A tutela dos interesses difusos, aqueles que dizem respeito a vastos grupos sociais, quando não a toda sociedade, visa proteger, pela ordem enumerada na Constituição da República Portuguesa, a saúde pública, os direitos dos consumidores, a qualidade de vida, a preservação do ambiente e do património cultural. A este catálogo há que acrescentar, por impulso do Direito da União Europeia, a defesa da concorrência. Os meios processuais disponíveis vão desde a acção popular de matriz romanística às versões anglo-saxónicas de “class actions” vertidas, tant bien que mal, para os instrumentos jurídicos dos sistemas da família romano-germânica.
Actores processuais são, em Portugal, os cidadãos a título individual ou de forma organizada por via de associações e fundações que tenham no respectivo objecto social a defesa dos direitos em causa, autarquias locais geograficamente afectadas, o Ministério Público e, se houvesse vontade, os órgãos da Administração Pública com competências de protecção e promoção dos direitos referidos. A sociedade civil lusitana é o que é e, do lado dos poderes públicos, há sempre mais que fazer. A única novidade nesta paisagem desoladora é a recente chegada a Portugal de agentes da litigation finance dispostos a financiar a tutela de interesses difusos.
Recentemente a litigância contra o agravar dos efeitos das alterações climáticas tem ocupado a primeira fila do mediatismo processual, centrada na defesa de direitos fundamentais, quer os de base constitucional, quer os assentes em convenções internacionais (com destaque para o Tratado sobre o Funcionamento da UE, a Carta dos Direitos Fundamentais da UE e a Convenção Europeia dos Direitos do Homem).
No outro lado do Atlântico surgiu, no dia 15 de Setembro, uma acção intentada pelo Estado da Califórnia contra a Exxon Mobil, Shell, Chevron, ConocoPhillips, BP e o American Petroleum Institute. Ao contrário do que aconteceria em Portugal, onde a maioria das peças processuais são incompreensíveis para os leigos (e, cada vez mais, também para os professos) o texto californiano foi redigido com o cuidado necessário para poder ser compreendido pelo cidadão comum. E também por essa razão o Estado da Califórnia requer a constituição de um Tribunal de júri.

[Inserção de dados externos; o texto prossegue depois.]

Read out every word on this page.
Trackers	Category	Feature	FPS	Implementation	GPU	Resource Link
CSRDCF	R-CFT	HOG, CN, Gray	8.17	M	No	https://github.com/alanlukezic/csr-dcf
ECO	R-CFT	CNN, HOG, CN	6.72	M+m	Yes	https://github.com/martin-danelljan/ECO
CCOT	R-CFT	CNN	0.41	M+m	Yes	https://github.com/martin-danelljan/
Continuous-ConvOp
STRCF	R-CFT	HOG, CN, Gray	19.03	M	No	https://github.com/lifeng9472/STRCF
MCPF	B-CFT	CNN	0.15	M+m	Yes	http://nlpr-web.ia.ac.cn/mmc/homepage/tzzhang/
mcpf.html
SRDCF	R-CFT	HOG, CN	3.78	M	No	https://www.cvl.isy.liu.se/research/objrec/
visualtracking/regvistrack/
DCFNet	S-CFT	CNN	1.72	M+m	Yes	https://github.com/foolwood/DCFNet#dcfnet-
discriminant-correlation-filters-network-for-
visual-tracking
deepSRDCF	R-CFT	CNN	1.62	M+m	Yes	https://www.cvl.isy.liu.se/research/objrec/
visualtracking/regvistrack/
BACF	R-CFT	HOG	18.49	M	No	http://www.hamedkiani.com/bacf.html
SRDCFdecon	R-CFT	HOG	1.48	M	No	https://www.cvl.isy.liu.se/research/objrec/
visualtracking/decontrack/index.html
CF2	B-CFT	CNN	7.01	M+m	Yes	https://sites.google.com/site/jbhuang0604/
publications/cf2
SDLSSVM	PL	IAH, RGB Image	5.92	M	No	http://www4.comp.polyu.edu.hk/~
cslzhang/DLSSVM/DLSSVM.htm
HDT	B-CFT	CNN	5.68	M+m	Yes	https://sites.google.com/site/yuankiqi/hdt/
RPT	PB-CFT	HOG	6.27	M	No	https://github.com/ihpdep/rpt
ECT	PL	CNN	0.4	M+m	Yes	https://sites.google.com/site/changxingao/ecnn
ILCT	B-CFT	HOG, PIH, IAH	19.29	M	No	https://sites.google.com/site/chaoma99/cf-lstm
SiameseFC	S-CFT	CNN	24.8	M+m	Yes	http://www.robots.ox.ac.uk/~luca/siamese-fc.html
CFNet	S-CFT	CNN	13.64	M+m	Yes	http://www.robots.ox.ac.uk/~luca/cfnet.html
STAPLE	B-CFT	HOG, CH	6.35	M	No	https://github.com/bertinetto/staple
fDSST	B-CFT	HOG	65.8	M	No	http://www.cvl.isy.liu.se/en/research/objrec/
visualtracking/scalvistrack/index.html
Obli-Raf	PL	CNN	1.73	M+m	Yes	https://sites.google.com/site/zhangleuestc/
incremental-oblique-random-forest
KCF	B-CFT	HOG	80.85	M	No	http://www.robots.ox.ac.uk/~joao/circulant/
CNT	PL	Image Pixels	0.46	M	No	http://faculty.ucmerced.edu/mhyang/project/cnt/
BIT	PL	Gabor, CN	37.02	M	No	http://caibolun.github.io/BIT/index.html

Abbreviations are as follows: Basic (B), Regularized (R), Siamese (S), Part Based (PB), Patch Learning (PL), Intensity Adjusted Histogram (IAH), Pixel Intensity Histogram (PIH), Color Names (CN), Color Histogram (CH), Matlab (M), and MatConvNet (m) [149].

Há na petição uma forte intertextualidade com as acções por responsabilidade civil dirigidas no passado contra a indústria tabaqueira e mais recentemente contra a indústria farmacêutica: a ocultação deliberada dos malefícios do petróleo por parte da respectiva indústria foi complementado por actividades de Greenwashing senão mesmo de Rainbow Washing. Estas condutas traduzem-se na violação das regras da publicidade e dos deveres de informação para com os consumidores, vertidas no False Advertising Law, Business and Professions Code:
-“misrepresenting and casting doubt on the integrity of scientific information related to climate change”;
-“disseminating and funding the dissemination of information intending to mislead customers, consumers, lawmakers, and the public regarding the known and foreseeable risks of climate change and its consequences that follow from the normal, intended use of fossil fuel products”;
“deceptively marketing their products as environmentally beneficial or benign when in reality those products contribute to climate change and are harmful to the health of the planet and its people.”
“Defendants have engaged in and continue to engage in unlawful, unfair, or fraudulent business acts or practices and unfair, deceptive, untrue, or misleading advertising that constitutes unfair competition as defined in the Unfair Competition Law, Business and Professions Code.”
“The Fossil Fuel Defendants’ wrongful conduct was oppressive, malicious, and fraudulent, in that their conduct was wilful, intentional, and in conscious disregard for the rights of others. Defendants’ conduct was so vile, base, and contemptible that it would be looked down upon and despised by reasonable people, justifying an award of punitive and exemplary damages in an amount subject to proof.”
Mais difícil será provar a factualidade e o nexo de causalidade entre a conduta e os danos: “delaying the development of viable clean energy alternatives by preventing customers, the media, policymakers, and the public from having access to full and accurate information material to their energy purchasing decisions, thereby causing the emission of vast quantities of greenhouse gases into the atmosphere.”
A primeira linha de defesa das petrolíferas passará pela invocação da natureza regulada da respectiva actividade, objecto de licenciamento, fiscalização e tributação, invocando a consequência lógica do argumento do Estado da Califórnia: se a actividade é uma “public nuisance” perigosa para a saúde, vida, propriedade e ecossistemas deveria ter sido proibida pelos poderes públicos.
O Estado da Califórnia pede uma condenação, solidária, das petrolíferas no valor de 2500 dólares por cada violação das normas invocadas e “punitive and exemplary damages”, incluindo os danos futuros, com as indemnizações a alimentarem um fundo de compensação ambiental a ser criado.